Cover of Broadway Danny Rose |
Cover of Woody Allen |
The first film shown, Take the Money and Run, was made in
1969, when Allen was 34, and was, I thought, a pretty poor effort, especially
when one remembers that by that time he had already had several successful
plays performed on Broadway, had written a few books, and was making a lot of
money writing jokes for various TV shows. In other words, he was already a
seasoned professional.
On the basis of my low
opinion of that film, I decided to forgo Play
It Again, Sam, and took a rest for a few days, not bothering to have
another look at The Front, which I
remembered as a good film about the Hollywood blacklist in which Allen played a
person who offered his name to blacklisted, established writers, to allow them
to continue to work, and Annie Hall,
his romantic comedy set in Manhattan, and dealing with the love life of that
city’s intellectual, angst-ridden thirty-somethings, and the film that marked
the high point of his collaboration with Diane Keaton.

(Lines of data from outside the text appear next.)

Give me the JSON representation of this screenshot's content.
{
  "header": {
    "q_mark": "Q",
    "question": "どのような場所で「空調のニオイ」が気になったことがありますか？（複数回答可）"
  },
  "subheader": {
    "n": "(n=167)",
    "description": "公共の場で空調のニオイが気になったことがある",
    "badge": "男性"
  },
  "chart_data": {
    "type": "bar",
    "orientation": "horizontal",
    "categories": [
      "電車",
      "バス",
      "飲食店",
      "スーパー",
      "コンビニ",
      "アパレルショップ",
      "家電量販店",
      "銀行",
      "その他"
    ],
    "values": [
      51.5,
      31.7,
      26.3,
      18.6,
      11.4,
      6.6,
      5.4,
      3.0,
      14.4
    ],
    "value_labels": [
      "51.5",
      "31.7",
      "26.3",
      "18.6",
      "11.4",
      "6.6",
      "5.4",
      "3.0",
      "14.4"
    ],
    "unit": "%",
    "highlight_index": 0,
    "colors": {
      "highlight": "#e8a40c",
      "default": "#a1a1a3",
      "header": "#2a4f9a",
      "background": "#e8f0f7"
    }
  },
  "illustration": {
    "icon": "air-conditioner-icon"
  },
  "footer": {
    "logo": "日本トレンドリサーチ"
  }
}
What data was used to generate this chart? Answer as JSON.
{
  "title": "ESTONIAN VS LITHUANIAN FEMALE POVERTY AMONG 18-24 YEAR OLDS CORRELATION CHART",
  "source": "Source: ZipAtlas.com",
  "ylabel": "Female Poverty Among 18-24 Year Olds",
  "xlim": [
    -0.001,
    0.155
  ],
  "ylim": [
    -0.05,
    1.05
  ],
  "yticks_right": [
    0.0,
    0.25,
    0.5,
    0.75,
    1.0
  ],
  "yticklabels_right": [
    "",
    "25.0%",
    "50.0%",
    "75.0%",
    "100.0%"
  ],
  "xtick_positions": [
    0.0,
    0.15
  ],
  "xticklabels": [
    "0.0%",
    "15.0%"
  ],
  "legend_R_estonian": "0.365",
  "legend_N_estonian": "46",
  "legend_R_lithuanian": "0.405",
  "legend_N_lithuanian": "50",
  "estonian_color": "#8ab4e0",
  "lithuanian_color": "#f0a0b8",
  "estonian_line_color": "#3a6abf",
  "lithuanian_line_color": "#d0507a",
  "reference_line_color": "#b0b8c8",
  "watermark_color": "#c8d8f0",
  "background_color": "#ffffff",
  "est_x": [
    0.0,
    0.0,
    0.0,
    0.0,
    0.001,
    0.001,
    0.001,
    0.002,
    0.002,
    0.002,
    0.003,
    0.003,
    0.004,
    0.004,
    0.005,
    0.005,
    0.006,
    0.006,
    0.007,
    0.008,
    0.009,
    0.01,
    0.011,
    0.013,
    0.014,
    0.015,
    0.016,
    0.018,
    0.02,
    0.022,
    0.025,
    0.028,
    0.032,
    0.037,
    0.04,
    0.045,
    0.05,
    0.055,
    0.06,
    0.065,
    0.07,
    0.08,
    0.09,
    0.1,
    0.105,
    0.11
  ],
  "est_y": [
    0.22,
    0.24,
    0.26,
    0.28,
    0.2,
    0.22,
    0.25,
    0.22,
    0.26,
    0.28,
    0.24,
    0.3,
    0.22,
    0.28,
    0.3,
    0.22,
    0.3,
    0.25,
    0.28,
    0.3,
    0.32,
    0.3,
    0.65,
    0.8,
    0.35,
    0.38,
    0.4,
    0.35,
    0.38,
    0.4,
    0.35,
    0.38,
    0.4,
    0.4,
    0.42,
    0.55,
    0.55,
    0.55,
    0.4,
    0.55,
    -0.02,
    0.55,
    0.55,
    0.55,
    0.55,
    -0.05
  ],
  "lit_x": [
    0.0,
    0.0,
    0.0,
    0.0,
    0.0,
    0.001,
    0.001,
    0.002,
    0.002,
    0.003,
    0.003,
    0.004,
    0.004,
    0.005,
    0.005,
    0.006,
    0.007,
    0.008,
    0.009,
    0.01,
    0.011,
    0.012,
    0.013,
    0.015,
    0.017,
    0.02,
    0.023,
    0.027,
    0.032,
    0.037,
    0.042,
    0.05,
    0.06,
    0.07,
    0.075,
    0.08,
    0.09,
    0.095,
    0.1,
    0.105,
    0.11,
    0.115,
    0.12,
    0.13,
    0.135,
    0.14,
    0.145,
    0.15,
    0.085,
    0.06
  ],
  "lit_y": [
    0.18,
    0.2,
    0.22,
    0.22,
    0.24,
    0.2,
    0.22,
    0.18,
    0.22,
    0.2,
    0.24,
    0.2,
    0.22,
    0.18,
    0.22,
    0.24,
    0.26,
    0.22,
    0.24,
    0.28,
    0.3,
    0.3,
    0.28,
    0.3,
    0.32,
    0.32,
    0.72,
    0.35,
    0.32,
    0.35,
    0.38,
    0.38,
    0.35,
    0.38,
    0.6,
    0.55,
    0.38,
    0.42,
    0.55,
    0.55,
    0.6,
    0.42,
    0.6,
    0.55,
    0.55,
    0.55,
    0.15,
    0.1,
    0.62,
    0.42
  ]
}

So the next one I took in was
Interiors, made in 1978, but already
his tenth film. In other words, this guy had already made as many films as most
directors make in a lifetime, and he was experimenting with various styles,
this one being a sort of homage to Ingmar Bergman, that deals with a
semi-hysterical family of three sisters whose lives are plagued (although they
would never have described it this way) by a guilt-tripping mother. Something about this film seemed to me not
to wash: from Bergman, such themes seemed to represent his view of life.
Somehow this seemed like an effort by a filmmaker to pretend he was a
intellectual, and one as emotionally-wrought as Bergman. Although the companion with whom I saw the
film was ecstatic, personally this was another of the films that I didn’t
really like.
Okay, on another six years
(and five films) to one of my all-time favourite Allen films, Broadway Danny Rose, which I saw last
night. I had seen it at least three times before, but this time it seemed to me
even greater than on earlier occasions. Danny Rose’s story is told by a bunch
of old Broadway professionals who are sitting around eating bagels in a
delicatessen and get to swapping yards about the pathetic career of this figure
of fun. Danny is the worst of agents, who always represented the worst of acts
--- a one-legged tapdancer, for example, as well as the world’s worst
ventriloquist, a stuttering Venezuelan whose act was so terrible it had even
been booed by a hall of five-year-olds. Then there was the guy who made animals
from balloons for whom Danny prophesied a great future, and the washed up
Italian crooner who had a hit thirty years before, and whom the film catches
just when he is in the middle of a nostalgia revival that is getting him more
gigs than he can handle (on cruise ships, for example, and women’s service
dinners.) He is a fat, self-pitying,
drunken wreck, but Danny Rose is devoting himself selflessly to his cause, on
the assumption that everything in life is personal, that life is meaningless
unless your every action is not
impregnated with a personal affection and concern.
Part of the deal with the
crooner is that he is cheating on his wife with a tough blonde (played
wonderfully by Mia Farrow) whose two brothers happen to be enforcers for the
Mob. Faced with his biggest gig yet, the crooner announces he cannot perform
unless the blonde is present, but she is angry with him for something or other,
and Danny offers to “be your beard”, in other words, to find the blonde and
persuade her to accompany him to the performance. So begins the juice of this beautiful little
movie, when Allen meets Farrow and together they undergo a series of madcap
adventures that culminate in their turning up at the performance, which is a
triumphant success.
The blonde has been bugging
the crooner to change managers, because her view is that Danny Rose is doing
nothing for him: so after the success of his concert the crooner drops on Danny
the news that he is proposing a change in management, something that, in a memorable
scene strikes Danny like a thunderbolt: how can anyone be so disloyal, so
greedy, so ambitious that their personal relationship has meant absolutely
nothing to him?
So the move comes to its
climax, where Danny Rose is serving a Thanksgiving dinner of frozen turkey to
the various pathetic acts he still represents. Arrives the blonde, who has been
worrying ever since she failed to speak up for Danny when the crooner dumped
him. She has come to apologize to him, offering to be friends with him; but he
has been so hurt he rejects the offer, and she walks away. Surrounded by his
pathetic friends, he thinks it over, runs after her, and the movie ends on this
happy note, a series of scenes that could bring the tears to anyone’s eyes.
What a great movie! I can hardly wait to the screening of another
of my favorites, Radio Days, later in
the week, another exercise in Allen nostalgia. After all, when a guy writes,
and directs a movie a year for 44 years, it stands to reason they are not all
masterpieces. He may have made some clunkers, but he has also made some
wonderful films, and in my lexicon of these we are moving inexorably to the
delightful Vicky Christine Barcelona,
the movie which brought him back to the top rank, made in 2008 (when Allen was
73) and a movie that I have already seen with delight at least three times.